In my calculus II course we have to do a project where we apply integration to some aspect of our lives. We've learned a whole bunch of different applications of integration, including area, volume, work, averages, centroids, moments, arc length, surface area, laminar flow, cardiac output, probability, and also some of those applications applied to parametric and polar equations. Does anyone have any ideas on how I could somehow apply integration to the rubik's cube? 

Also, I'm completely fine with learning a few more advanced topics such as matrix theory if that means a better project.


----------



## xyzzy (Nov 15, 2016)

Twisty puzzles are inherently discrete while calculus largely deals with the continuous, so I doubt you can make an interesting project out of the "theoretical" aspects of twisty puzzles. (I definitely would like to be proven wrong, though!)

More on the practical side, maybe you could look into cube designs and how calculus factors into that. (Moments seem particularly relevant here.)


----------



## Rcuber123 (Nov 15, 2016)

U can look at the steps of all the methods and calculate the probability of getting a skip for each step.

Edit: take a look at the probability thread


----------



## shadowslice e (Nov 15, 2016)

I once mapped the 3x3x3 cube onto the complex plane by considering stereographic projection (in a way similar to the extended complex plane through the riemann sphere just to see if I could find anything useful/interesting) but I didn't pursue it very far. Maybe you could try doing contour integration or similar though honestly, I think you might be better off trying to create a different system of notation instead of integration such as something similar to kociemba coordinates though more in depth.

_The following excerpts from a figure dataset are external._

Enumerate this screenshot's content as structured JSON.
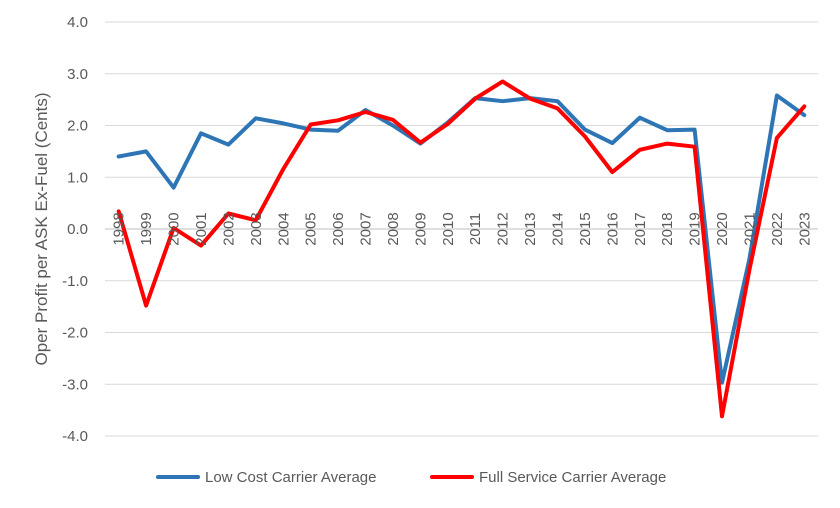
{
  "chart_data": {
    "type": "line",
    "title": "",
    "xlabel": "",
    "ylabel": "Oper Profit per ASK Ex-Fuel (Cents)",
    "ylim": [
      -4.0,
      4.0
    ],
    "yticks": [
      "4.0",
      "3.0",
      "2.0",
      "1.0",
      "0.0",
      "-1.0",
      "-2.0",
      "-3.0",
      "-4.0"
    ],
    "ytick_values": [
      4,
      3,
      2,
      1,
      0,
      -1,
      -2,
      -3,
      -4
    ],
    "x": [
      "1998",
      "1999",
      "2000",
      "2001",
      "2002",
      "2003",
      "2004",
      "2005",
      "2006",
      "2007",
      "2008",
      "2009",
      "2010",
      "2011",
      "2012",
      "2013",
      "2014",
      "2015",
      "2016",
      "2017",
      "2018",
      "2019",
      "2020",
      "2021",
      "2022",
      "2023"
    ],
    "grid": true,
    "legend_position": "bottom",
    "series": [
      {
        "name": "Low Cost Carrier Average",
        "color": "#2E75B6",
        "values": [
          1.4,
          1.5,
          0.8,
          1.85,
          1.63,
          2.14,
          2.04,
          1.92,
          1.9,
          2.3,
          2.0,
          1.65,
          2.06,
          2.53,
          2.47,
          2.53,
          2.47,
          1.92,
          1.66,
          2.15,
          1.91,
          1.92,
          -2.97,
          -0.58,
          2.58,
          2.2
        ]
      },
      {
        "name": "Full Service Carrier Average",
        "color": "#FF0000",
        "values": [
          0.34,
          -1.48,
          0.02,
          -0.32,
          0.3,
          0.17,
          1.16,
          2.02,
          2.1,
          2.26,
          2.11,
          1.67,
          2.03,
          2.52,
          2.85,
          2.52,
          2.33,
          1.79,
          1.1,
          1.53,
          1.65,
          1.59,
          -3.62,
          -0.79,
          1.76,
          2.37
        ]
      }
    ]
  }
}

If you want to continue you could also look at stuff like quaternions (maybe the integration extended to that system could prove interesting) or similar.


----------



## AlphaSheep (Nov 16, 2016)

Averages can be calculated by the integral from a to b of a function divided by the length of the interval. It's not useful for calculating averages for solves though, because it reduces to just the sum divided by the number of solves, so it's kind of pointless.

Any time you have a rate, you can integrate to get a forecast. If you track your times for a while you can fit a curve to the rate at which you improve, then integrate those curves to forecast what your times will be like at specific points in the future. It's easier and better just to fit a curve to the times though, but that doesn't involve integration. 

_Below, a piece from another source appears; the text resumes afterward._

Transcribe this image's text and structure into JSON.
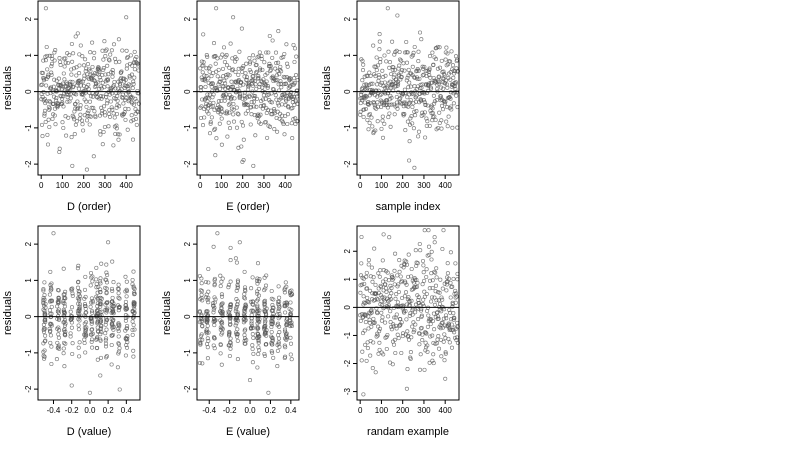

The other option is to go to classical mechanics. Speed and acceleration are always easy candidates for integration. How far do the pieces travel during a typical solve? 

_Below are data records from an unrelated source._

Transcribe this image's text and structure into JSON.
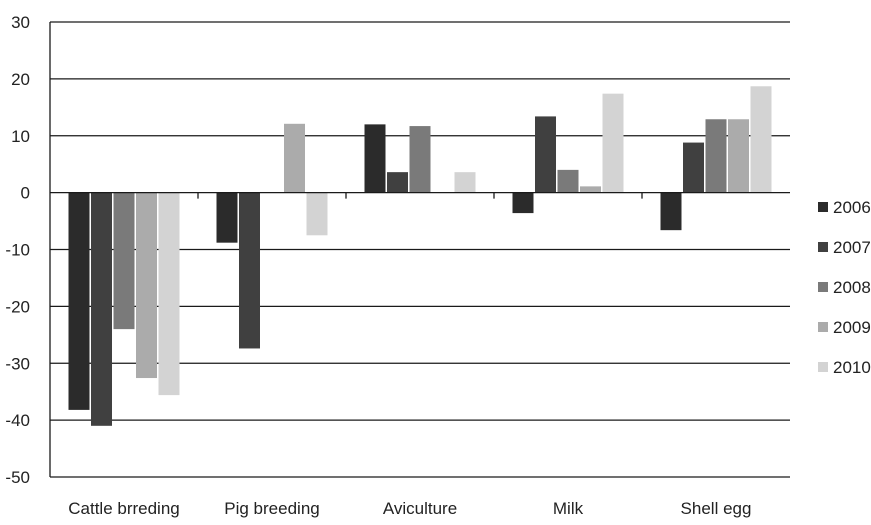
{
  "chart_data": {
    "type": "bar",
    "categories": [
      "Cattle brreding",
      "Pig breeding",
      "Aviculture",
      "Milk",
      "Shell egg"
    ],
    "series": [
      {
        "name": "2006",
        "color": "#2b2b2b",
        "values": [
          -38.2,
          -8.8,
          12.0,
          -3.6,
          -6.6
        ]
      },
      {
        "name": "2007",
        "color": "#404040",
        "values": [
          -41.0,
          -27.4,
          3.6,
          13.4,
          8.8
        ]
      },
      {
        "name": "2008",
        "color": "#7a7a7a",
        "values": [
          -24.0,
          0,
          11.7,
          4.0,
          12.9
        ]
      },
      {
        "name": "2009",
        "color": "#ababab",
        "values": [
          -32.6,
          12.1,
          0,
          1.1,
          12.9
        ]
      },
      {
        "name": "2010",
        "color": "#d3d3d3",
        "values": [
          -35.6,
          -7.5,
          3.6,
          17.4,
          18.7
        ]
      }
    ],
    "ylim": [
      -50,
      30
    ],
    "yticks": [
      "30",
      "20",
      "10",
      "0",
      "-10",
      "-20",
      "-30",
      "-40",
      "-50"
    ],
    "grid": true,
    "legend_position": "right",
    "title": "",
    "xlabel": "",
    "ylabel": ""
  }
}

Can't think of much else though. The cube is inherently discrete, so for most things you can (and should) just sum instead of integrating. Integration is the generalisation of summing for continuous systems, so while you can always apply integration to discrete systems (using numerical methods, etc) , it's hard to do so without making things unnecessarily complicated and getting meaningless rubbish out, unless there's a meaningful continuous phenomenon behind the discrete measurements.


----------



## Dash Lambda (Nov 17, 2016)

Hmm...
You could use integration to calculate the surface area of the irregularly shaped pieces of some modern speedcubes and look for a correlation with relative friction (which could also be affected by the type of plastic and the nature of the shape, so a correlation is not guaranteed, hence looking for it).

... That's all I could think of at the moment.


----------